On Sun, Apr 07, 2024 at 03:05:37PM +0200, Oscar Salvador wrote:
Tony reported that the Machine check recovery was broken in v6.9-rc1, as he was hitting a VM_BUG_ON when injecting uncorrectable memory errors to DRAM. After some more digging and debugging on his side, he realized that this went back to v6.1, with the introduction of 'commit 0d206b5d2e0d ("mm/swap: add swp_offset_pfn() to fetch PFN from swap entry")'. That commit, among other things, introduced swp_offset_pfn(), replacing hwpoison_entry_to_pfn() in its favour.

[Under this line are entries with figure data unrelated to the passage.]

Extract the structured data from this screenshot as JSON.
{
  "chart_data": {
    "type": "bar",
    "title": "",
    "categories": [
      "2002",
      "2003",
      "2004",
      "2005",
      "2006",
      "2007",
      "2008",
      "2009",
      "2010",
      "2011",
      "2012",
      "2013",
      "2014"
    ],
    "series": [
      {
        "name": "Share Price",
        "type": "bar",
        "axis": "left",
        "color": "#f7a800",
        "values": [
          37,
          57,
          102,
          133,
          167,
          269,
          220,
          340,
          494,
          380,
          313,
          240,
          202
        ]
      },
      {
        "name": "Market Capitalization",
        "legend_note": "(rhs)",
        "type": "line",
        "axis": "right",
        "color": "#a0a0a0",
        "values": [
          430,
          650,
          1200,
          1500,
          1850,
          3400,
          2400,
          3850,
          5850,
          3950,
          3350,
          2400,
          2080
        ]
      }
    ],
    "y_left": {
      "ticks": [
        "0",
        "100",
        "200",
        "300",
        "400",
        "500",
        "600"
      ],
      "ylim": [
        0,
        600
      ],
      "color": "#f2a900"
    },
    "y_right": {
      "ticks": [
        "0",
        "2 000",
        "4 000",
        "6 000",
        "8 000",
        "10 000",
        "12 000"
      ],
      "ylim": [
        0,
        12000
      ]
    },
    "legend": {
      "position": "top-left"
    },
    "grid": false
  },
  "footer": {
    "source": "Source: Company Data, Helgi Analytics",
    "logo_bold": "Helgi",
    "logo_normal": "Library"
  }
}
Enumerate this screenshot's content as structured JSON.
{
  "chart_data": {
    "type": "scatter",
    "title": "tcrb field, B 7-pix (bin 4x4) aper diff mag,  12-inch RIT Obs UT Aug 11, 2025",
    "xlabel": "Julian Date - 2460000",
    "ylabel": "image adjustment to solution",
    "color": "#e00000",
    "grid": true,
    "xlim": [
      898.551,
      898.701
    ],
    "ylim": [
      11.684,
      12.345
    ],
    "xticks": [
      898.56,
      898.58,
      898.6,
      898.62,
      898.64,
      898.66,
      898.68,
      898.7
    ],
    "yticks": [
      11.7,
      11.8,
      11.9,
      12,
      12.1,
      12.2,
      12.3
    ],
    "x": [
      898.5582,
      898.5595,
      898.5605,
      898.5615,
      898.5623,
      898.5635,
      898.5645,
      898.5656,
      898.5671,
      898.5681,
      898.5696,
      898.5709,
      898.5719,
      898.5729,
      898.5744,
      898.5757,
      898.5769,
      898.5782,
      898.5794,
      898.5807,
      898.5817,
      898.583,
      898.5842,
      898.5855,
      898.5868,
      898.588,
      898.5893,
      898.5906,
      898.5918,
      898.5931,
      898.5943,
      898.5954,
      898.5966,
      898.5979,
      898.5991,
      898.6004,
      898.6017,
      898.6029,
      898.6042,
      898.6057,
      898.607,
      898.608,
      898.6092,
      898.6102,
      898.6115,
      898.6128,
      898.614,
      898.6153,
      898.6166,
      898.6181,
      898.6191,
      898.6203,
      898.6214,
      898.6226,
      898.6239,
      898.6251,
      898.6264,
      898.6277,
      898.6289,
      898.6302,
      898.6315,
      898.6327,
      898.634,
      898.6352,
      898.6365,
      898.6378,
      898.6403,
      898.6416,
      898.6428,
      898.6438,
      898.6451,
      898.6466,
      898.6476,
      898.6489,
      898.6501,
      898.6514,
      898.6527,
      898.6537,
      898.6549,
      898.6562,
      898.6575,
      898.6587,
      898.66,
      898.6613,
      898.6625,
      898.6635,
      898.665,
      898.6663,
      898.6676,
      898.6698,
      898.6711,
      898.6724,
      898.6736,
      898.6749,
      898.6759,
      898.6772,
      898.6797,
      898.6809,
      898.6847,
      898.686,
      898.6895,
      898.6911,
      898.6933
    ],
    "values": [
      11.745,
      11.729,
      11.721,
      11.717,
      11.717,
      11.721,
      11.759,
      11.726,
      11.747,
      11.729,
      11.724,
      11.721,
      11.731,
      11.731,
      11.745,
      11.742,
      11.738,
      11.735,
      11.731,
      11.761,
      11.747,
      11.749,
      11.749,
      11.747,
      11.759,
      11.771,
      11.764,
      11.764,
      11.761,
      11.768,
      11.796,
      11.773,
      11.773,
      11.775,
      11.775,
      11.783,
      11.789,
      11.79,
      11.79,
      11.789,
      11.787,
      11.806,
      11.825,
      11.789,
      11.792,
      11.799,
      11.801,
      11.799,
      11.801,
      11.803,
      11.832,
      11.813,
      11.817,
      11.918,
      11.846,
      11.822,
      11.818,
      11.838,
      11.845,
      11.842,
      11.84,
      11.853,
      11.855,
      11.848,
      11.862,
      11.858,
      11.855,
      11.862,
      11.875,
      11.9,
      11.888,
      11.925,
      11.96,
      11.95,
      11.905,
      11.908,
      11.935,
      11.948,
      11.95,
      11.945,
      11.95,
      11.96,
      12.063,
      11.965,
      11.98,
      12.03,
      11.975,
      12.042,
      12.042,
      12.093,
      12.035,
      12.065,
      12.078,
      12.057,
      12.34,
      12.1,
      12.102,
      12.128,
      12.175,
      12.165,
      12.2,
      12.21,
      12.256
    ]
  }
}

The patch also introduced a VM_BUG_ON() check for is_pfn_swap_entry(), but is_pfn_swap_entry() never got updated to cover hwpoison entries, which means that we would hit the VM_BUG_ON whenever we would call swp_offset_pfn() for such entries on environments with CONFIG_DEBUG_VM set. Fix this by updating the check to cover hwpoison entries as well, and update the comment while we are it.
Reported-by: Tony Luck tony.luck@intel.com Closes: https://lore.kernel.org/all/Zg8kLSl2yAlA3o5D@agluck-desk3/ Tested-by: Tony Luck tony.luck@intel.com Fixes: 0d206b5d2e0d ("mm/swap: add swp_offset_pfn() to fetch PFN from swap entry") Cc: stable@vger.kernel.org # 6.1.x
I think I need to clarify why the stable.
It is my understanding that some distros ship their kernel with CONFIG_DEBUG_VM set by default (I think Fedora comes to my mind?). I am fine with backing down if people think that this is an overreaction.